When a dispute arises and an examination is requested, a list of five qualified practitioners in the same specialty as the treating doctor whose opinion or bills are disputed is prepared and within five days of the request sent to the party disputing the claim (usually the insurance company, but maybe the patient in the case that there was a dispute over an earlier IME). If neither side can agree on one person from the list to conduct the examination, the insurer and the patient each strike two names and the remaining practitioner performs the examination.

The examiner is required to address in a written report the issues in dispute, and the insurer is required to pay the benefits if the examiner agrees with the previous treatment rendered or with the medical conclusions of the treating doctor.
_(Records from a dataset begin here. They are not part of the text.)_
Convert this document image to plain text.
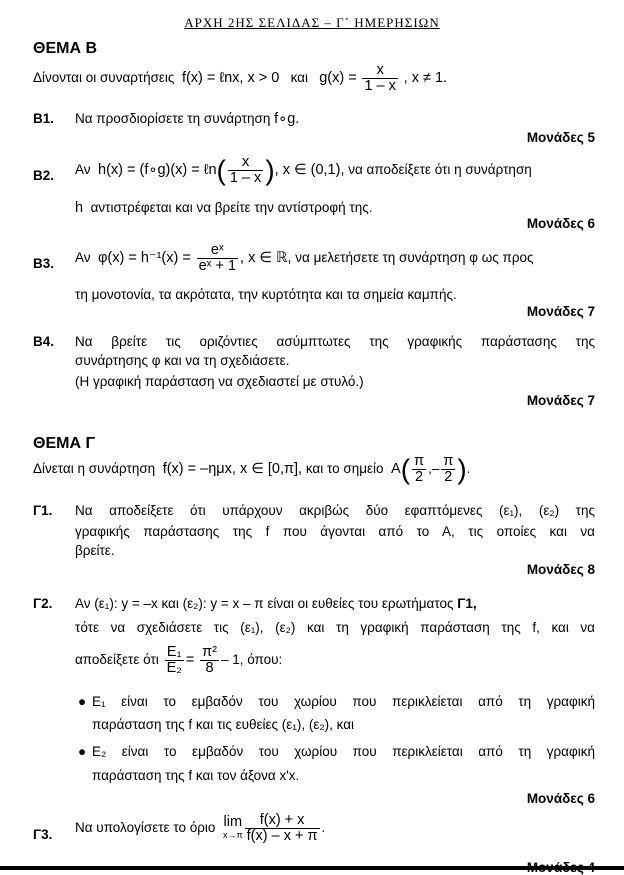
ΑΡΧΗ 2ΗΣ ΣΕΛΙΔΑΣ – Γ΄ ΗΜΕΡΗΣΙΩΝ
ΘΕΜΑ Β
Δίνονται οι συναρτήσεις f(x) = ℓnx, x > 0 και $g(x) = \frac{x}{1 - x}$ , x ≠ 1.
Β1. Να προσδιορίσετε τη συνάρτηση f∘g.
Μονάδες 5
Β2. Αν h(x) = (f∘g)(x) = ℓn( $\frac{x}{1 - x}$ ), x ∈ (0,1), να αποδείξετε ότι η συνάρτηση
h αντιστρέφεται και να βρείτε την αντίστροφή της.
Μονάδες 6
Β3. Αν $\varphi(x) = h^{-1}(x) = \frac{\text{eˣ}}{\text{eˣ + 1}}$ , x ∈ ℝ, να μελετήσετε τη συνάρτηση φ ως προς
τη μονοτονία, τα ακρότατα, την κυρτότητα και τα σημεία καμπής.
Μονάδες 7
Β4. Να βρείτε τις οριζόντιες ασύμπτωτες της γραφικής παράστασης της
συνάρτησης φ και να τη σχεδιάσετε.
(Η γραφική παράσταση να σχεδιαστεί με στυλό.)
Μονάδες 7
ΘΕΜΑ Γ
Δίνεται η συνάρτηση f(x) = –ημx, x ∈ [0,π], και το σημείο $A( \frac{\pi}{2}$ ,– $\frac{\pi}{2}$ ).
Γ1. Να αποδείξετε ότι υπάρχουν ακριβώς δύο εφαπτόμενες (ε₁), (ε₂) της
γραφικής παράστασης της f που άγονται από το Α, τις οποίες και να
βρείτε.
Μονάδες 8
Γ2. Αν (ε₁): y = –x και (ε₂): y = x – π είναι οι ευθείες του ερωτήματος Γ1,
τότε να σχεδιάσετε τις (ε₁), (ε₂) και τη γραφική παράσταση της f, και να
αποδείξετε ότι $\frac{\text{E₁}}{\text{E₂}} = \frac{\text{π²}}{8} - 1$, όπου:
● E₁ είναι το εμβαδόν του χωρίου που περικλείεται από τη γραφική
παράσταση της f και τις ευθείες (ε₁), (ε₂), και
● E₂ είναι το εμβαδόν του χωρίου που περικλείεται από τη γραφική
παράσταση της f και τον άξονα x'x.
Μονάδες 6
Γ3. Να υπολογίσετε το όριο lim
$x\to\pi \frac{f(x) + x}{f(x) - x + \pi}$ .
If either party is dissatisfied with the findings, that party may request and pay for a second IME under the same procedures of selection.

In this case, the conclusions of two of the three practitioners (the two examiners and the treating provider) are binding, and the examiner must physically examine the patient and review the records, which must be supplied by the insurance company; and the patient may augment the records as necessary.

The requesting party is obligated to pay the examiner’s fees, DesRoches points out.

The whole process is designed to be completed within 45 days of when the insurer initially disputes the claim.

The problem with Bill 15 – and will only encourage insurers to dispute more claims, says Desroches – is that the Prejudgment Interest will be reduced to 1.3 per cent.

“There needs to be more accountability, not less,” she says. “Without anything to discourage them, insurers will be incentivized to systematically deny claims through the use of partisan medical reports prepared by their preferred medico-legal ‘expert’ assessors to deflate a claim.

“All because, for some unknown reason, it’s generally believed that honest and unbiased medical assessments of accident victims is a bad thing,” says DesRoches.